La première salle de l’exposition, en toute civilité, présente cette étrange assemblée que forment les personnages de l’œuvre de Bettina Rheims. Face-à-face grandeur nature avec les premiers tirages, monumentaux et parfois assez intimidants. Il instille chez le visiteur des troubles de tous ordres ou désordres. Codes de la féminité, identité, genre, le regard de l’artiste embrasse les transgressions, transgresse les conventions et découvre des intimités ambivalentes, à la fois génériques et profondes. Où vous situez-vous dans cette galerie de portraits ? Vous êtes-vous enfin retrouvé.e ? Ça viendra très certainement. Malmener les codes du nu photographique. Rechercher la beauté mais lui faire céder place face à la féminité. Les modèles de Bettina Rheims, toutes fragiles et dénudées qu’elles soient, nous touchent et nous intimident.
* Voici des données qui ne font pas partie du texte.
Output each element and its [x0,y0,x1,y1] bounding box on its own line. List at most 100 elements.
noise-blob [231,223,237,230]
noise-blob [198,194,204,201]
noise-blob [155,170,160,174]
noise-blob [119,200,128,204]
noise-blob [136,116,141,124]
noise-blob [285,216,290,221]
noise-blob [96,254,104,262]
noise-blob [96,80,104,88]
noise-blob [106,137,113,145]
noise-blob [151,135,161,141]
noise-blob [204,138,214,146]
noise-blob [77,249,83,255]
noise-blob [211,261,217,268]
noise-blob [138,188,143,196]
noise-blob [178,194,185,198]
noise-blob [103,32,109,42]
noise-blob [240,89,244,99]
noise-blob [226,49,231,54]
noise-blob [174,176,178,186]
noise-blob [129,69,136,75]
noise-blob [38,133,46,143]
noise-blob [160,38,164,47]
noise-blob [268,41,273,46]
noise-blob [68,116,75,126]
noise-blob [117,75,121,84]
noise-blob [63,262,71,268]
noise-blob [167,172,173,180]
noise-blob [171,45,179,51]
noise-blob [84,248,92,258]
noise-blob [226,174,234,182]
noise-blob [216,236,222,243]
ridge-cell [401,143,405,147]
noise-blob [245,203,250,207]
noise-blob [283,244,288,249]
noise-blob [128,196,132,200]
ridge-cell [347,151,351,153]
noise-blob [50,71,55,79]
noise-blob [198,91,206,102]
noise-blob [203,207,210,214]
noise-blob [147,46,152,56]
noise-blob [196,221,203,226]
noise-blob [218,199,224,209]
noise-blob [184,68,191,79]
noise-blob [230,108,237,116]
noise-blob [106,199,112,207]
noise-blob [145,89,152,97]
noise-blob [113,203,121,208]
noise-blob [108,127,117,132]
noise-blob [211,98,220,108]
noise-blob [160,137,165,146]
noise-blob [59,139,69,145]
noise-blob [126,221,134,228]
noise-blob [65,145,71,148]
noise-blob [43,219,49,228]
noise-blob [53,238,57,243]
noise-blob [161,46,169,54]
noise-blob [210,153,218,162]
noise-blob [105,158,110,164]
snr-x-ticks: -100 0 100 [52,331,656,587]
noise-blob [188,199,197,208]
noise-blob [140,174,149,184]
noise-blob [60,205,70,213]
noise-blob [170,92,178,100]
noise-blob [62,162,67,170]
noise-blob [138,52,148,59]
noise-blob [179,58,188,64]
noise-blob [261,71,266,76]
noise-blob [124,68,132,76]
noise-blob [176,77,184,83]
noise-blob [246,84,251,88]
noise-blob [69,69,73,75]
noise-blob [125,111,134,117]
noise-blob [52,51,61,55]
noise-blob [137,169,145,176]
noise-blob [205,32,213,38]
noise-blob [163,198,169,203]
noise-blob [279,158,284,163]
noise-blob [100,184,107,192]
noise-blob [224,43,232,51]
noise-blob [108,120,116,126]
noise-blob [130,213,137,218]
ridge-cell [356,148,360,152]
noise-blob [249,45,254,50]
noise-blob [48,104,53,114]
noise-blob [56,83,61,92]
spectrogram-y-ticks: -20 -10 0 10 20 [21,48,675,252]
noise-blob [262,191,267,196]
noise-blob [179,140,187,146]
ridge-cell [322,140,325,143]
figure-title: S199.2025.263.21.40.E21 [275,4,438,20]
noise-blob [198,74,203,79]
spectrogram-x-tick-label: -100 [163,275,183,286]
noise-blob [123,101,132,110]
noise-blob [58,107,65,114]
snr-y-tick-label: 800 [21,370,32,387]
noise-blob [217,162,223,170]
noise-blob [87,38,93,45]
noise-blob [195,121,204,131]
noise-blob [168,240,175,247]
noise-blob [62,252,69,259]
Bien sûr, elle ne pouvait pratiquer l’évitement sur la question du genre (bien que difficilement montrable en France), qu’elle scrute à sa manière, provocante, impudique mais sensible, dans sa série devenue classique Modern Lovers (1990), ou avec sa plus récente Gender Studies (2011) ou ses Espionnes (1992). Une de ses secrets de fabrication tient aussi, malgré des préparatifs à la prise de vue en général très longs et élaborés, à savoir se saisir du moment de dérapage, de la chute du voile protecteur, de l’instant magique où le modèle trébuche et donne le plus à voir sa force et ses fêlures. La mise à nu des corps est le principe incontournable, forcément initial, mais aussi celle des sentiments qu’éprouvent ces êtres révélés dans un entre-deux par nature équivoque. Cette attraction si particulière, ce jeu perméable des contraires, transparaissent aussi dans la série Shanghai (2002). Surprenant des situations inattendues, Bettina Rheims montre des femmes chinoises écartelées entre leur culture et une idée diablement fantasmée de la modernité .
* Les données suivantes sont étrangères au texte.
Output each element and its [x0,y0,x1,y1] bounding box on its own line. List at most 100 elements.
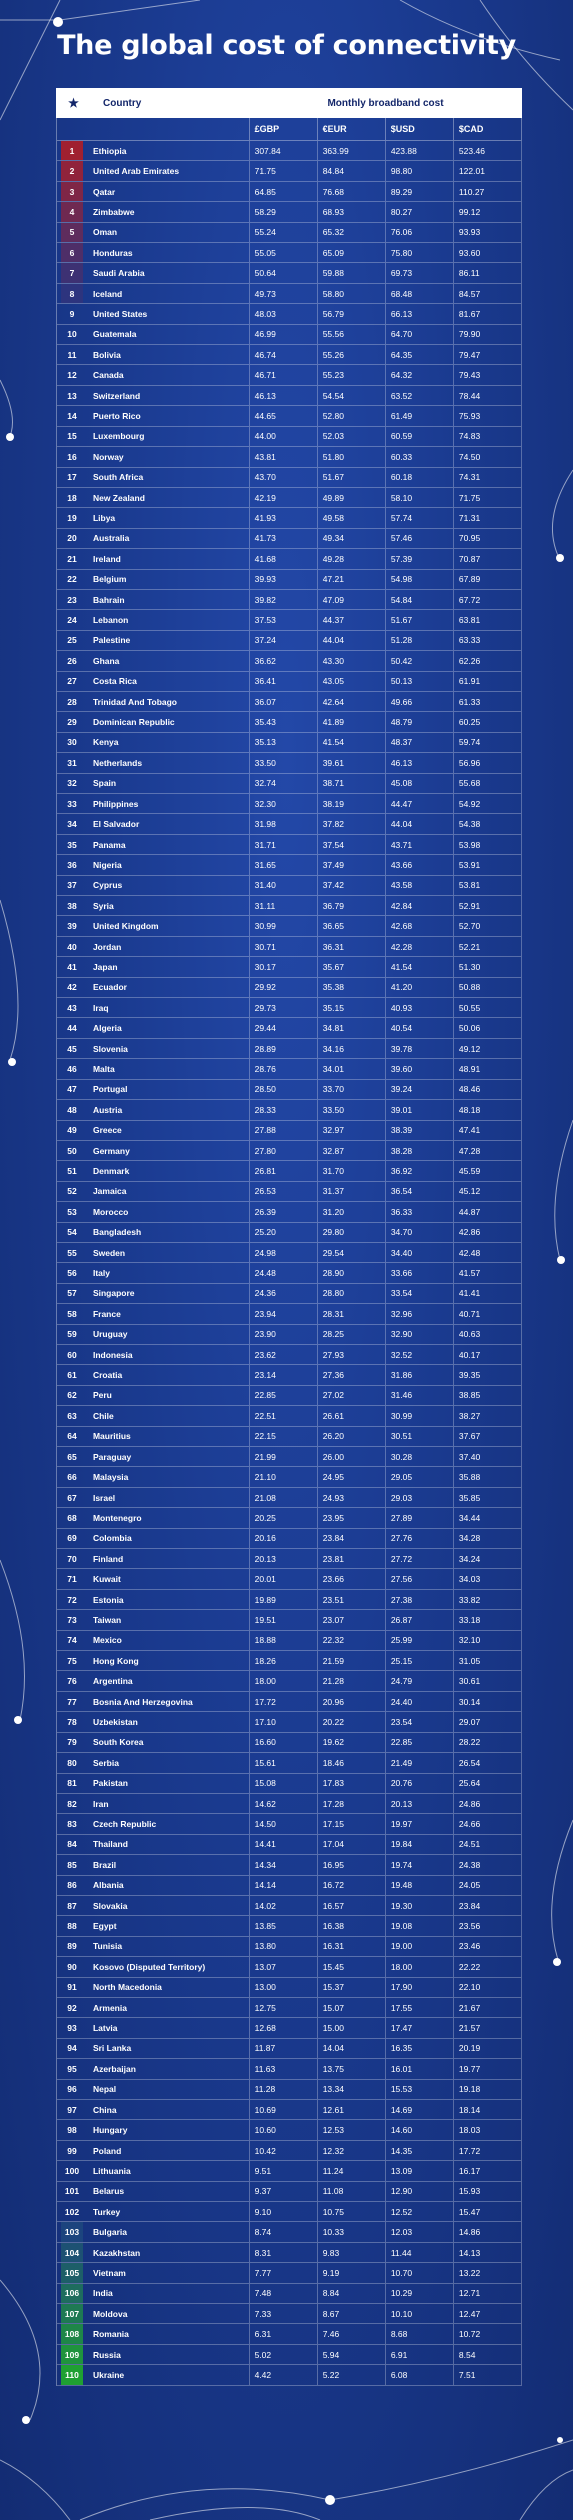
price-eur-cell: 52.80 [318,406,386,426]
table-row: 59 Uruguay 23.90 28.25 32.90 40.63 [57,1324,523,1345]
price-usd-cell: 10.70 [386,2263,454,2283]
table-row: 74 Mexico 18.88 22.32 25.99 32.10 [57,1630,523,1652]
price-usd-cell: 19.00 [386,1936,454,1957]
country-cell: Switzerland [83,385,250,406]
price-eur-cell: 36.65 [318,916,386,936]
table-row: 29 Dominican Republic 35.43 41.89 48.79 60.25 [57,712,523,733]
table-row: 84 Thailand 14.41 17.04 19.84 24.51 [57,1834,523,1856]
rank-badge: 41 [67,961,77,972]
rank-badge: 30 [67,737,77,748]
price-cad-cell: 8.54 [454,2344,523,2365]
price-eur-cell: 49.89 [318,487,386,508]
price-gbp-cell: 31.11 [250,896,318,916]
rank-badge: 98 [67,2125,77,2136]
price-cad-cell: 71.31 [454,508,523,528]
country-cell: Oman [83,222,250,243]
star-icon: ★ [68,96,79,110]
price-gbp-cell: 64.85 [250,181,318,202]
rank-badge: 64 [67,1431,77,1442]
price-cad-cell: 53.81 [454,875,523,896]
price-gbp-cell: 23.90 [250,1324,318,1344]
price-usd-cell: 27.38 [386,1589,454,1610]
price-gbp-cell: 24.98 [250,1242,318,1263]
price-cad-cell: 75.93 [454,406,523,426]
rank-badge: 92 [67,2002,77,2013]
price-gbp-cell: 11.28 [250,2079,318,2099]
price-gbp-cell: 22.15 [250,1426,318,1446]
price-eur-cell: 51.67 [318,467,386,487]
price-eur-cell: 37.49 [318,855,386,875]
price-eur-cell: 16.72 [318,1875,386,1895]
price-gbp-cell: 10.60 [250,2120,318,2140]
rank-badge: 54 [67,1227,77,1238]
price-gbp-cell: 43.81 [250,447,318,467]
table-row: 15 Luxembourg 44.00 52.03 60.59 74.83 [57,426,523,448]
rank-badge: 108 [61,2324,83,2344]
country-cell: Austria [83,1100,250,1120]
price-usd-cell: 21.49 [386,1753,454,1773]
rank-badge: 90 [67,1961,77,1972]
price-cad-cell: 39.35 [454,1365,523,1385]
price-eur-cell: 14.04 [318,2038,386,2059]
price-eur-cell: 32.97 [318,1120,386,1140]
table-row: 52 Jamaica 26.53 31.37 36.54 45.12 [57,1181,523,1203]
price-gbp-cell: 307.84 [250,141,318,161]
price-gbp-cell: 32.74 [250,773,318,793]
price-usd-cell: 31.46 [386,1385,454,1406]
country-cell: Kosovo (Disputed Territory) [83,1957,250,1977]
country-cell: Brazil [83,1855,250,1875]
price-cad-cell: 110.27 [454,181,523,202]
rank-badge: 85 [67,1859,77,1870]
rank-badge: 36 [67,859,77,870]
price-gbp-cell: 22.51 [250,1406,318,1426]
price-cad-cell: 21.57 [454,2018,523,2038]
price-usd-cell: 29.05 [386,1467,454,1487]
rank-badge: 62 [67,1390,77,1401]
price-usd-cell: 33.66 [386,1263,454,1283]
price-cad-cell: 79.43 [454,365,523,385]
country-cell: Bulgaria [83,2222,250,2242]
table-row: 43 Iraq 29.73 35.15 40.93 50.55 [57,998,523,1019]
price-gbp-cell: 20.13 [250,1549,318,1569]
table-row: 101 Belarus 9.37 11.08 12.90 15.93 [57,2181,523,2203]
table-row: 85 Brazil 14.34 16.95 19.74 24.38 [57,1855,523,1876]
price-cad-cell: 62.26 [454,651,523,671]
country-cell: Vietnam [83,2263,250,2283]
country-cell: Netherlands [83,753,250,773]
price-cad-cell: 74.83 [454,426,523,447]
price-cad-cell: 71.75 [454,487,523,508]
price-usd-cell: 42.84 [386,896,454,916]
price-usd-cell: 27.76 [386,1528,454,1549]
price-cad-cell: 22.10 [454,1977,523,1997]
price-usd-cell: 15.53 [386,2079,454,2099]
table-row: 88 Egypt 13.85 16.38 19.08 23.56 [57,1916,523,1937]
price-cad-cell: 52.21 [454,936,523,957]
price-usd-cell: 57.74 [386,508,454,528]
rank-badge: 20 [67,533,77,544]
table-row: 11 Bolivia 46.74 55.26 64.35 79.47 [57,345,523,366]
table-row: 49 Greece 27.88 32.97 38.39 47.41 [57,1120,523,1141]
rank-badge: 17 [67,472,77,483]
price-usd-cell: 24.79 [386,1671,454,1691]
price-usd-cell: 38.39 [386,1120,454,1140]
price-gbp-cell: 30.71 [250,936,318,957]
country-cell: Lithuania [83,2161,250,2181]
price-usd-cell: 19.84 [386,1834,454,1855]
price-usd-cell: 32.52 [386,1344,454,1365]
price-gbp-cell: 10.69 [250,2100,318,2120]
rank-badge: 100 [64,2165,80,2176]
price-usd-cell: 19.97 [386,1814,454,1834]
price-cad-cell: 21.67 [454,1997,523,2018]
price-eur-cell: 7.46 [318,2324,386,2344]
table-row: 89 Tunisia 13.80 16.31 19.00 23.46 [57,1936,523,1958]
rank-badge: 81 [67,1778,77,1789]
country-cell: Bahrain [83,589,250,610]
country-cell: Canada [83,365,250,385]
price-cad-cell: 30.61 [454,1671,523,1691]
country-header: Country [103,97,142,109]
price-usd-cell: 25.99 [386,1630,454,1651]
price-usd-cell: 31.86 [386,1365,454,1385]
rank-badge: 31 [67,757,77,768]
price-gbp-cell: 16.60 [250,1732,318,1753]
cost-header: Monthly broadband cost [327,97,444,109]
L’artiste a su faire entrer sa galerie de portraits si personnels dans notre imaginaire. Anonymes (détenues, prostituées de Pigalle), ou femmes célèbres (dont Kristin Scott Thomas, Monica Bellucci, Charlotte Rampling, Sophie Marceau, Madonna, Claudia Schiffer) sont capturées avec bienveillance, stars des années 2000 comme détenues des prisons françaises, sa toute dernière série. Bettina Rheims, faiseuse d’images, respectueuse d’une longue et classique tradition picturale, travaille à l’évidence, avec une exigence rare, la composition et la narration figurative de ces photographies, qu’il s’agisse du Christ dans la série I.N.R.I. (2000) ou de ces Héroïnes (2005), "mystérieuses allégories de la mélancolie, série qui marque, pour elle, un retour à la tradition de la chambre photographique". Article de André Balbo
L’exposition est coproduite avec le Fotografiska de Stockholm.
Bettina Rheims, du 28 janvier au 27 mars 2016, à la Maison européenne de la photographie, 5 / 7 rue de Fourcy 75004 Paris, 01 44 78 75 00, www.mep-fr.org, Métro Pont Marie ou Saint-Paul. Ouvert du mercredi au dimanche de 11 à 20h. Fermé lundi, mardi, et jours fériés. 8 ou 4,5€. Entrée gratuite le mercredi de 17 à 20h.
Et, à la MEP, du 3 février au 27 mars, voir aussi les expositions : Renaud Monfourny (Sui Generis) ; Tony Hage (Pris sur le vif) ; Lendemain Chagrin (4 photographes).